Tu roules tous les jours pour aller bosser, mais as-tu réalisé que ton budget carburant engloutit désormais l’équivalent d’un mois entier de ton salaire annuel ?
pompe essence insee

Tu l’as sans doute remarqué en glissant ta carte bancaire dans le lecteur de la station-service : faire le plein est devenu un luxe qui pique sérieusement. Alors que les prix s’envolent à cause des tensions géopolitiques mondiales, une récente étude de l’Insee vient chiffrer la claque. Pour des millions d’automobilistes, c’est tout simplement l’équivalent d’un mois de salaire complet qui part en fumée chaque année rien que pour rouler.

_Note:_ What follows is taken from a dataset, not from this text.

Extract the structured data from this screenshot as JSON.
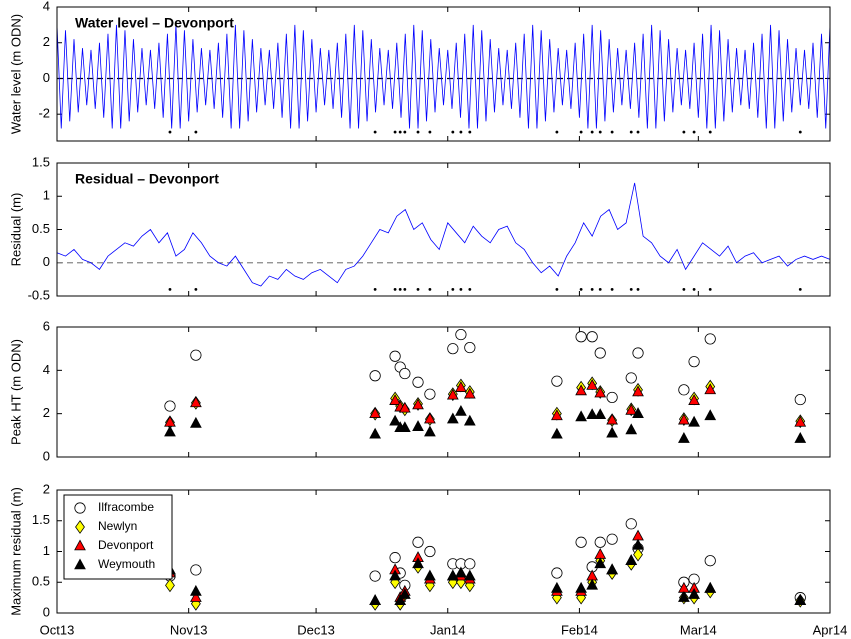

Quand le réservoir vide le compte en banque

À première vue, dépenser de l’essence fait partie des petits ronds de la vie active. Cependant, la réalité statistique fait froid dans le dos. D’après les chiffres officiels, près de 20 % des ménages véhiculés consacrent désormais plus de 8,3 % de leurs revenus annuels à leur voiture. Concrètement, cela représente plus d’un mois de paie entièrement englouti à la pompe. Une situation qui touche particulièrement les foyers modestes et bouleverse l’équilibre de millions de familles.

On va arrêter de sortir. On va limiter les sorties, on va limiter plein de choses, c’est plus la même vie.

Interrogés par TF1 dans une station-service, Stéphanie et Alexis illustrent cette bascule du quotidien. Avec un salaire au Smic et des pleins frôlant les 125 euros chacun, chaque augmentation au compteur grignote un peu plus leur reste à vivre. Pour s’en sortir, c’est toute l’organisation familiale qui est revue à la baisse : moins de loisirs, arbitrages serrés et calculs millimétrés à chaque fin de mois.

La double peine des automobilistes ruraux

Tout le monde n’est pas logé à la même enseigne face à la pompe. Si habiter en ville permet souvent de compter sur les transports en commun, c’est une autre histoire dès qu’on s’éloigne des grands centres urbains.

  • Les ménages ruraux parcourent en moyenne 27 500 kilomètres par an, soit deux fois plus que les citadins.
  • Dans les zones éloignées, un ménage sur six consacre plus d’un mois de ses revenus au carburant.
  • Le taux de pauvreté grimpe à 37,8 % au sein de ces foyers particulièrement exposés.

Entre l’absence de transports alternatifs et des distances kilométriques obligatoires pour aller travailler ou faire ses courses, la voiture n’est pas un choix mais une nécessité absolue. Résultat : la facture s’alourdit mécaniquement pour ceux qui ont le moins les moyens de payer.

Des solutions d’urgence pour tenir bon

Face à cette pression financière insoutenable, la débrouille s’organise sur le terrain. Le covoiturage entre collègues explose et les habitudes changent radicalement. Certains demandent même à leurs ados de troquer les trajets en voiture familiale contre les lignes de bus scolaires, quitte à avancer le réveil aux aurores.

Car avec des pleins qui dépassent désormais régulièrement les 80 euros, chaque kilomètre compte. Entre renoncement aux loisirs et réorganisation totale des plannings, les automobilistes tentent de parer au plus pressé en attendant des jours meilleurs à la pompe.